If there is no agreement among the co-owners for amicable division of the property, the only alternative is to sell the property by mutual consent or by court decree and distribute the sale proceeds among the co-owners. Any of the co-owners may also enforce partition through Court.
In a partition suit a court may have decreed partition of the property in the interest of the co-owners. But if it is found that the sale of the property and distribution of the proceeds to the co-owners is more beneficial, the court can at the request of the shareholders direct sale of the property and distribution of the proceeds to the co-sharers.
There are three types of co-owners: Joint tenants or tenants-in-common; Hindu Joint Family owners or coparceners; partners of a partnership firm. Under the Hindu Law in general everyone being a co-owner in a joint ownership has a right to claim his share and such right cannot be denied to him if the property is held as joint tenants. Since joint tenancy is unknown to Indian law, there is not much difference between joint tenancy owners and tenants-in-common.
Christians and Muslims hold properties as tenants-in-common or as joint tenants and partition of such immovable property can happen by mutual consent or by partition deed or by court decree or arbitration.
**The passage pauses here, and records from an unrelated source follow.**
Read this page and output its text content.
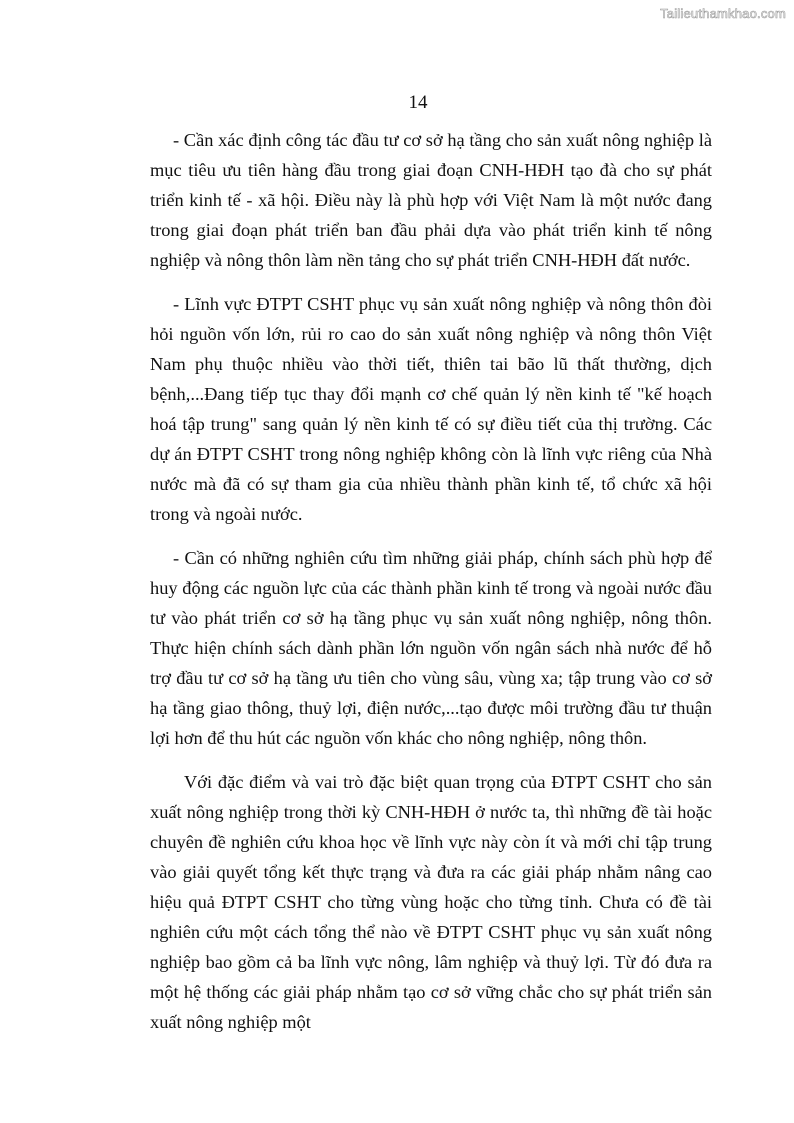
Tailieuthamkhao.com
14

- Cần xác định công tác đầu tư cơ sở hạ tầng cho sản xuất nông nghiệp là mục tiêu ưu tiên hàng đầu trong giai đoạn CNH-HĐH tạo đà cho sự phát triển kinh tế - xã hội. Điều này là phù hợp với Việt Nam là một nước đang trong giai đoạn phát triển ban đầu phải dựa vào phát triển kinh tế nông nghiệp và nông thôn làm nền tảng cho sự phát triển CNH-HĐH đất nước.

- Lĩnh vực ĐTPT CSHT phục vụ sản xuất nông nghiệp và nông thôn đòi hỏi nguồn vốn lớn, rủi ro cao do sản xuất nông nghiệp và nông thôn Việt Nam phụ thuộc nhiều vào thời tiết, thiên tai bão lũ thất thường, dịch bệnh,...Đang tiếp tục thay đổi mạnh cơ chế quản lý nền kinh tế "kế hoạch hoá tập trung" sang quản lý nền kinh tế có sự điều tiết của thị trường. Các dự án ĐTPT CSHT trong nông nghiệp không còn là lĩnh vực riêng của Nhà nước mà đã có sự tham gia của nhiều thành phần kinh tế, tổ chức xã hội trong và ngoài nước.

- Cần có những nghiên cứu tìm những giải pháp, chính sách phù hợp để huy động các nguồn lực của các thành phần kinh tế trong và ngoài nước đầu tư vào phát triển cơ sở hạ tầng phục vụ sản xuất nông nghiệp, nông thôn. Thực hiện chính sách dành phần lớn nguồn vốn ngân sách nhà nước để hỗ trợ đầu tư cơ sở hạ tầng ưu tiên cho vùng sâu, vùng xa; tập trung vào cơ sở hạ tầng giao thông, thuỷ lợi, điện nước,...tạo được môi trường đầu tư thuận lợi hơn để thu hút các nguồn vốn khác cho nông nghiệp, nông thôn.

Với đặc điểm và vai trò đặc biệt quan trọng của ĐTPT CSHT cho sản xuất nông nghiệp trong thời kỳ CNH-HĐH ở nước ta, thì những đề tài hoặc chuyên đề nghiên cứu khoa học về lĩnh vực này còn ít và mới chỉ tập trung vào giải quyết tổng kết thực trạng và đưa ra các giải pháp nhằm nâng cao hiệu quả ĐTPT CSHT cho từng vùng hoặc cho từng tỉnh. Chưa có đề tài nghiên cứu một cách tổng thể nào về ĐTPT CSHT phục vụ sản xuất nông nghiệp bao gồm cả ba lĩnh vực nông, lâm nghiệp và thuỷ lợi. Từ đó đưa ra một hệ thống các giải pháp nhằm tạo cơ sở vững chắc cho sự phát triển sản xuất nông nghiệp một
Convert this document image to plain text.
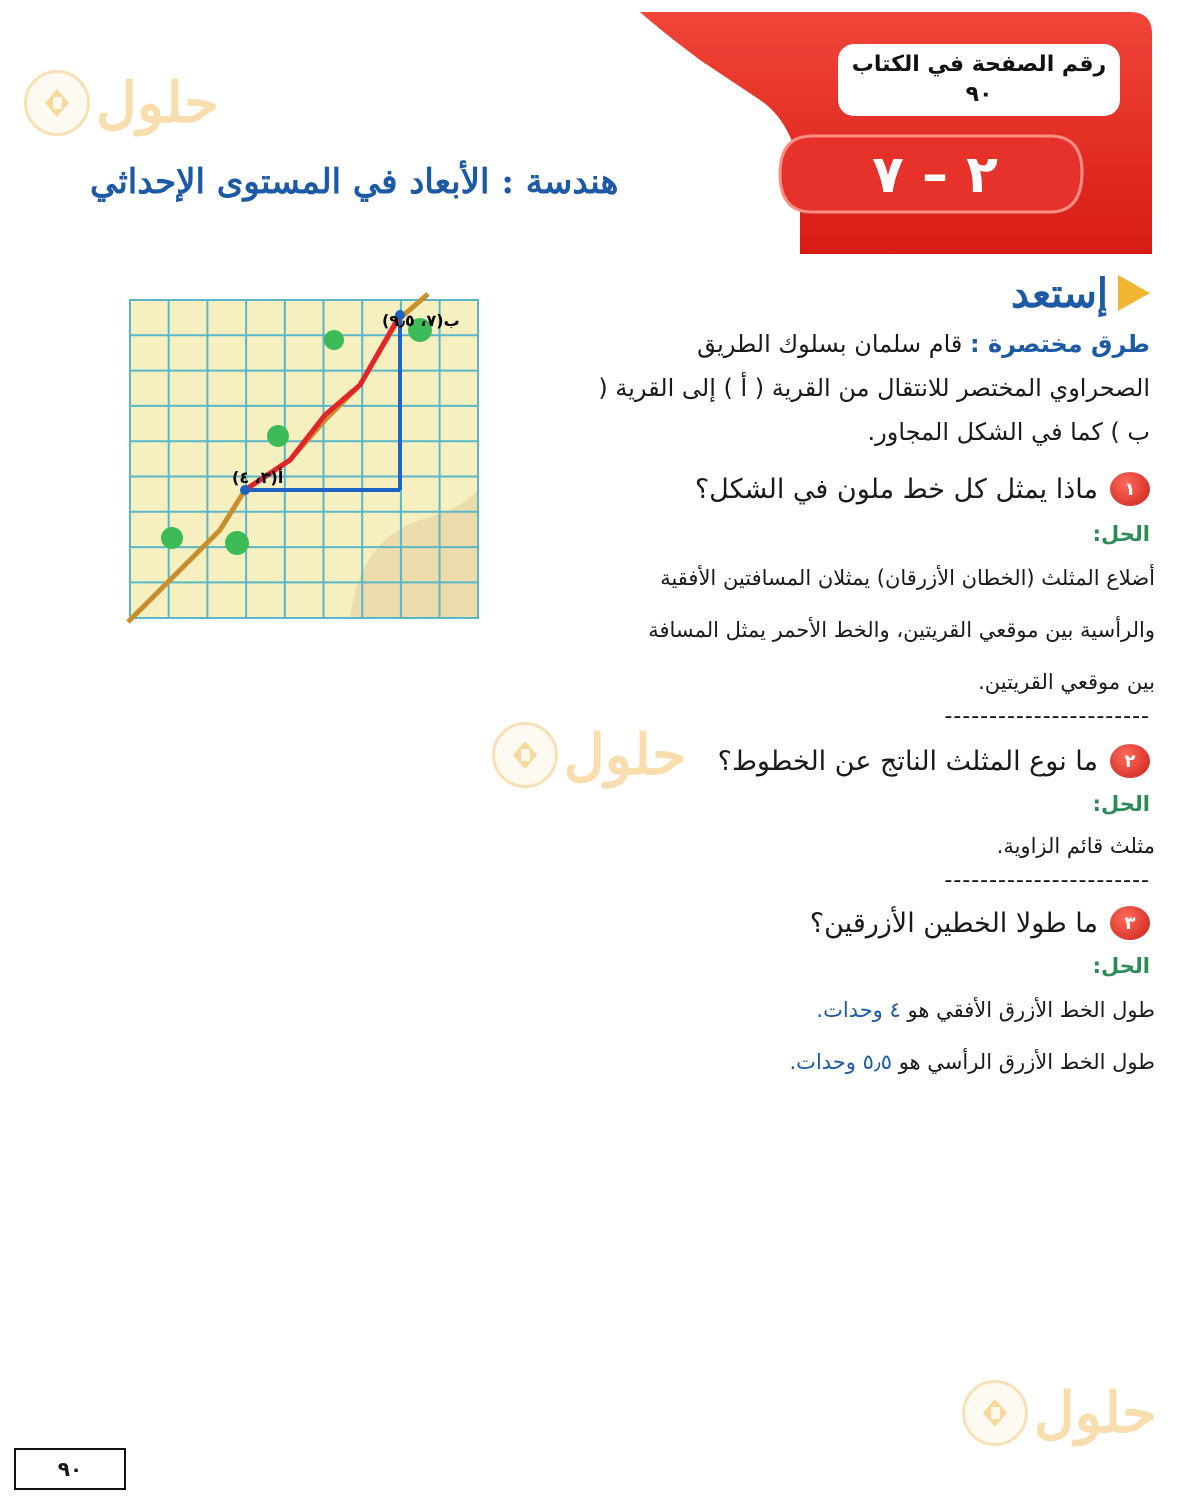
رقم الصفحة في الكتاب
٩٠
٢ – ٧
هندسة : الأبعاد في المستوى الإحداثي
حلول
حلول
حلول
إستعد
طرق مختصرة : قام سلمان بسلوك الطريق الصحراوي المختصر للانتقال من القرية ( أ ) إلى القرية ( ب ) كما في الشكل المجاور.
أ(٣، ٤)
ب(٧، ٩٫٥)
١
ماذا يمثل كل خط ملون في الشكل؟
الحل:
أضلاع المثلث (الخطان الأزرقان) يمثلان المسافتين الأفقية
والرأسية بين موقعي القريتين، والخط الأحمر يمثل المسافة
بين موقعي القريتين.
-----------------------
٢
ما نوع المثلث الناتج عن الخطوط؟
الحل:
مثلث قائم الزاوية.
-----------------------
٣
ما طولا الخطين الأزرقين؟
الحل:
طول الخط الأزرق الأفقي هو ٤ وحدات.
طول الخط الأزرق الرأسي هو ٥٫٥ وحدات.
٩٠
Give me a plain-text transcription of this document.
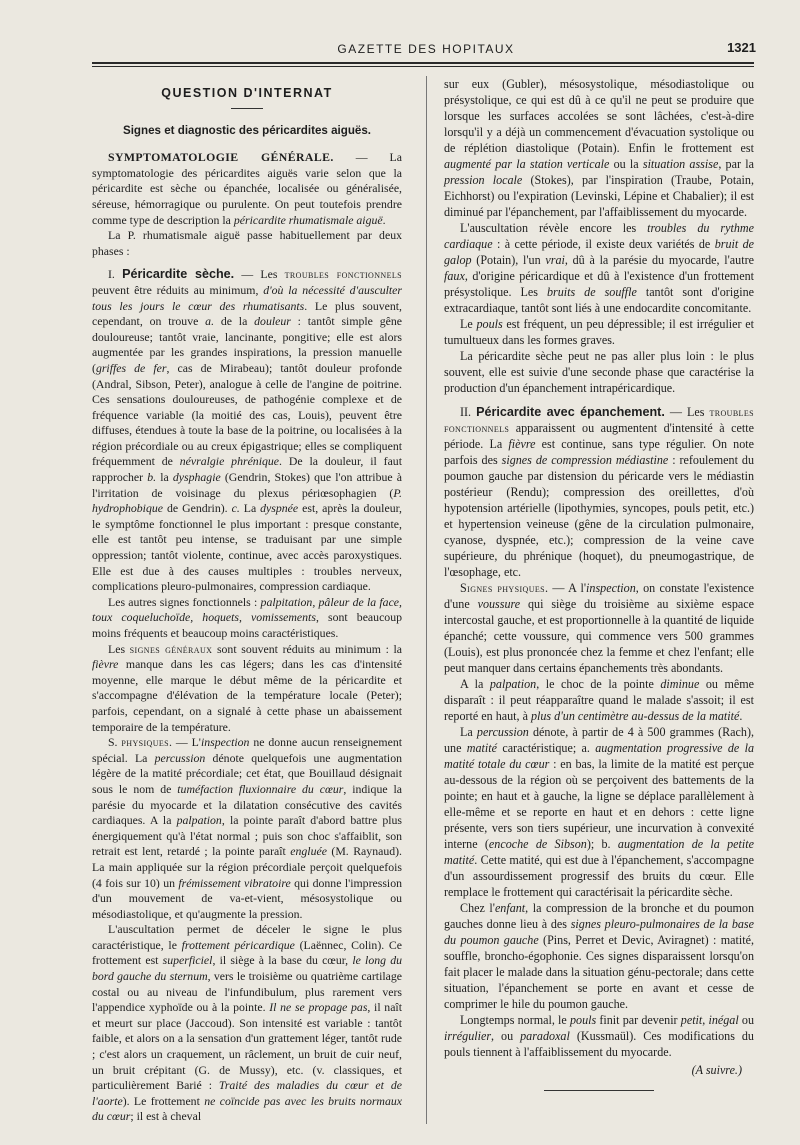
GAZETTE DES HOPITAUX	1321
QUESTION D'INTERNAT
Signes et diagnostic des péricardites aiguës.

SYMPTOMATOLOGIE GÉNÉRALE. — La symptomatologie des péricardites aiguës varie selon que la péricardite est sèche ou épanchée, localisée ou généralisée, séreuse, hémorragique ou purulente. On peut toutefois prendre comme type de description la péricardite rhumatismale aiguë.

La P. rhumatismale aiguë passe habituellement par deux phases :

I. Péricardite sèche. — Les troubles fonctionnels peuvent être réduits au minimum, d'où la nécessité d'ausculter tous les jours le cœur des rhumatisants. Le plus souvent, cependant, on trouve a. de la douleur : tantôt simple gêne douloureuse; tantôt vraie, lancinante, pongitive; elle est alors augmentée par les grandes inspirations, la pression manuelle (griffes de fer, cas de Mirabeau); tantôt douleur profonde (Andral, Sibson, Peter), analogue à celle de l'angine de poitrine. Ces sensations douloureuses, de pathogénie complexe et de fréquence variable (la moitié des cas, Louis), peuvent être diffuses, étendues à toute la base de la poitrine, ou localisées à la région précordiale ou au creux épigastrique; elles se compliquent fréquemment de névralgie phrénique. De la douleur, il faut rapprocher b. la dysphagie (Gendrin, Stokes) que l'on attribue à l'irritation de voisinage du plexus périœsophagien (P. hydrophobique de Gendrin). c. La dyspnée est, après la douleur, le symptôme fonctionnel le plus important : presque constante, elle est tantôt peu intense, se traduisant par une simple oppression; tantôt violente, continue, avec accès paroxystiques. Elle est due à des causes multiples : troubles nerveux, complications pleuro-pulmonaires, compression cardiaque.

Les autres signes fonctionnels : palpitation, pâleur de la face, toux coqueluchoïde, hoquets, vomissements, sont beaucoup moins fréquents et beaucoup moins caractéristiques.

Les signes généraux sont souvent réduits au minimum : la fièvre manque dans les cas légers; dans les cas d'intensité moyenne, elle marque le début même de la péricardite et s'accompagne d'élévation de la température locale (Peter); parfois, cependant, on a signalé à cette phase un abaissement temporaire de la température.

S. physiques. — L'inspection ne donne aucun renseignement spécial. La percussion dénote quelquefois une augmentation légère de la matité précordiale; cet état, que Bouillaud désignait sous le nom de tuméfaction fluxionnaire du cœur, indique la parésie du myocarde et la dilatation consécutive des cavités cardiaques. A la palpation, la pointe paraît d'abord battre plus énergiquement qu'à l'état normal ; puis son choc s'affaiblit, son retrait est lent, retardé ; la pointe paraît engluée (M. Raynaud). La main appliquée sur la région précordiale perçoit quelquefois (4 fois sur 10) un frémissement vibratoire qui donne l'impression d'un mouvement de va-et-vient, mésosystolique ou mésodiastolique, et qu'augmente la pression.

L'auscultation permet de déceler le signe le plus caractéristique, le frottement péricardique (Laënnec, Colin). Ce frottement est superficiel, il siège à la base du cœur, le long du bord gauche du sternum, vers le troisième ou quatrième cartilage costal ou au niveau de l'infundibulum, plus rarement vers l'appendice xyphoïde ou à la pointe. Il ne se propage pas, il naît et meurt sur place (Jaccoud). Son intensité est variable : tantôt faible, et alors on a la sensation d'un grattement léger, tantôt rude ; c'est alors un craquement, un râclement, un bruit de cuir neuf, un bruit crépitant (G. de Mussy), etc. (v. classiques, et particulièrement Barié : Traité des maladies du cœur et de l'aorte). Le frottement ne coïncide pas avec les bruits normaux du cœur; il est à cheval

sur eux (Gubler), mésosystolique, mésodiastolique ou présystolique, ce qui est dû à ce qu'il ne peut se produire que lorsque les surfaces accolées se sont lâchées, c'est-à-dire lorsqu'il y a déjà un commencement d'évacuation systolique ou de réplétion diastolique (Potain). Enfin le frottement est augmenté par la station verticale ou la situation assise, par la pression locale (Stokes), par l'inspiration (Traube, Potain, Eichhorst) ou l'expiration (Levinski, Lépine et Chabalier); il est diminué par l'épanchement, par l'affaiblissement du myocarde.

L'auscultation révèle encore les troubles du rythme cardiaque : à cette période, il existe deux variétés de bruit de galop (Potain), l'un vrai, dû à la parésie du myocarde, l'autre faux, d'origine péricardique et dû à l'existence d'un frottement présystolique. Les bruits de souffle tantôt sont d'origine extracardiaque, tantôt sont liés à une endocardite concomitante.

Le pouls est fréquent, un peu dépressible; il est irrégulier et tumultueux dans les formes graves.

La péricardite sèche peut ne pas aller plus loin : le plus souvent, elle est suivie d'une seconde phase que caractérise la production d'un épanchement intrapéricardique.

II. Péricardite avec épanchement. — Les troubles fonctionnels apparaissent ou augmentent d'intensité à cette période. La fièvre est continue, sans type régulier. On note parfois des signes de compression médiastine : refoulement du poumon gauche par distension du péricarde vers le médiastin postérieur (Rendu); compression des oreillettes, d'où hypotension artérielle (lipothymies, syncopes, pouls petit, etc.) et hypertension veineuse (gêne de la circulation pulmonaire, cyanose, dyspnée, etc.); compression de la veine cave supérieure, du phrénique (hoquet), du pneumogastrique, de l'œsophage, etc.

Signes physiques. — A l'inspection, on constate l'existence d'une voussure qui siège du troisième au sixième espace intercostal gauche, et est proportionnelle à la quantité de liquide épanché; cette voussure, qui commence vers 500 grammes (Louis), est plus prononcée chez la femme et chez l'enfant; elle peut manquer dans certains épanchements très abondants.

A la palpation, le choc de la pointe diminue ou même disparaît : il peut réapparaître quand le malade s'assoit; il est reporté en haut, à plus d'un centimètre au-dessus de la matité.

La percussion dénote, à partir de 4 à 500 grammes (Rach), une matité caractéristique; a. augmentation progressive de la matité totale du cœur : en bas, la limite de la matité est perçue au-dessous de la région où se perçoivent des battements de la pointe; en haut et à gauche, la ligne se déplace parallèlement à elle-même et se reporte en haut et en dehors : cette ligne présente, vers son tiers supérieur, une incurvation à convexité interne (encoche de Sibson); b. augmentation de la petite matité. Cette matité, qui est due à l'épanchement, s'accompagne d'un assourdissement progressif des bruits du cœur. Elle remplace le frottement qui caractérisait la péricardite sèche.

Chez l'enfant, la compression de la bronche et du poumon gauches donne lieu à des signes pleuro-pulmonaires de la base du poumon gauche (Pins, Perret et Devic, Aviragnet) : matité, souffle, broncho-égophonie. Ces signes disparaissent lorsqu'on fait placer le malade dans la situation génu-pectorale; dans cette situation, l'épanchement se porte en avant et cesse de comprimer le hile du poumon gauche.

Longtemps normal, le pouls finit par devenir petit, inégal ou irrégulier, ou paradoxal (Kussmaül). Ces modifications du pouls tiennent à l'affaiblissement du myocarde.

(A suivre.)
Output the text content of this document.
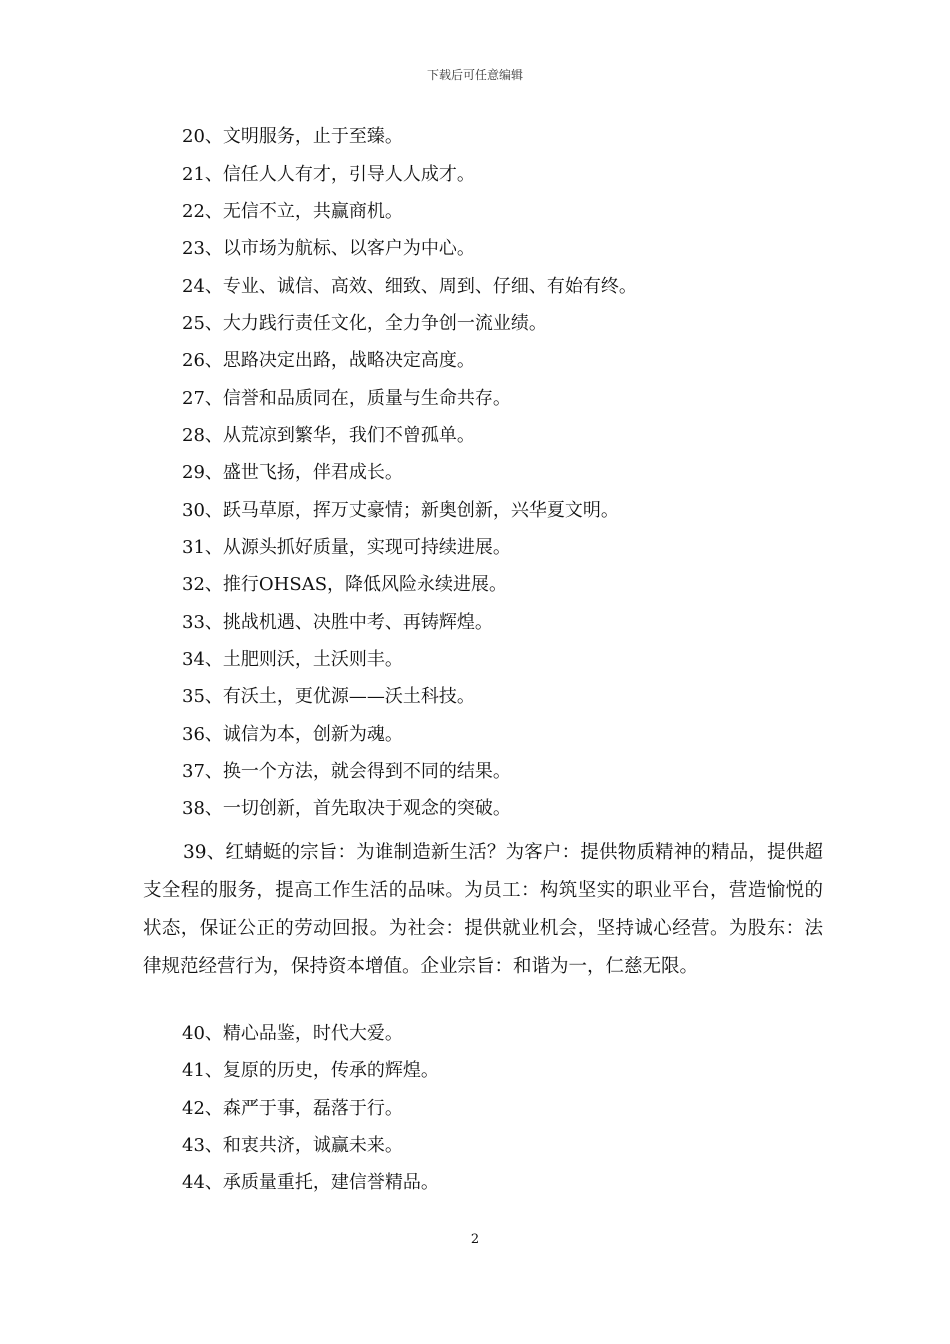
下载后可任意编辑
20、文明服务，止于至臻。
21、信任人人有才，引导人人成才。
22、无信不立，共赢商机。
23、以市场为航标、以客户为中心。
24、专业、诚信、高效、细致、周到、仔细、有始有终。
25、大力践行责任文化，全力争创一流业绩。
26、思路决定出路，战略决定高度。
27、信誉和品质同在，质量与生命共存。
28、从荒凉到繁华，我们不曾孤单。
29、盛世飞扬，伴君成长。
30、跃马草原，挥万丈豪情；新奥创新，兴华夏文明。
31、从源头抓好质量，实现可持续进展。
32、推行OHSAS，降低风险永续进展。
33、挑战机遇、决胜中考、再铸辉煌。
34、土肥则沃，土沃则丰。
35、有沃土，更优源——沃土科技。
36、诚信为本，创新为魂。
37、换一个方法，就会得到不同的结果。
38、一切创新，首先取决于观念的突破。

39、红蜻蜓的宗旨：为谁制造新生活？为客户：提供物质精神的精品，提供超支全程的服务，提高工作生活的品味。为员工：构筑坚实的职业平台，营造愉悦的状态，保证公正的劳动回报。为社会：提供就业机会，坚持诚心经营。为股东：法律规范经营行为，保持资本增值。企业宗旨：和谐为一，仁慈无限。

40、精心品鉴，时代大爱。
41、复原的历史，传承的辉煌。
42、森严于事，磊落于行。
43、和衷共济，诚赢未来。
44、承质量重托，建信誉精品。
2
Partition in Hindu law covers two aspects. One is the division of the status of the members and the other is the division of the joint family property. In the former case, the members are divided according to heir standing in the joint family and in the latter case division of joint family property into separate shares. Share of a member depends on the status he enjoys in the family. These are interlinked. Partition must be according to law. If a minor gets less shares than he is entitled to in law, the partition is defective and he can re-open the same when he attains majority. If a member gets more than his share in a property, the excess received will be treated as a gift.
It is not necessary that all co-owners agree to partition. When a member desires partition, the property is divided into two portions one for the separating one according to his status and share and the rest jointly for the others. Though oral partition is allowed under Hindu Law, it is not preferable as it may give rise to disputes particularly with respect to immovable properties. It is advisable oral partition should be reduced in writing (palu patti). Also, the Income Tax Act does not recognize oral partition of a Hindu Family property unless the Income Tax Officer is satisfied with the facts and this is possible only when it is recorded in partition deed.
Effects of Partition:
When a property is divided into more than two parts, the co-owners of the different portions shall agree to hold their portions separately as absolute owners and each of them shall make a grant to release his share from portions give to others. Necessary covenants in a partition deed are about encumbrances on the property, quiet enjoyment, custody and production of title deeds, easements of necessity payment of rent and taxes and performance of other conditions of lease, if any, etc.
Partition of joint property is not an exchange. If it is reduced into writing, it must be registered in case of immovable properties. Deed of partition requires registration. Mere writing of previous partition does not require registration. Mere list of properties allotted to different co-owners does not require registration. Unregistered deed of partition though not admissible in evidence to prove the fact of partition, cannot be used to prove that a particular property was allotted to a particular co-owner as his share.
Partition means collapse of joint ownership. It destroys the harmony of joint ownership and of possession. A large property falls into pieces over a generation or two. The land is very much there in bits and pieces in the name of different owners.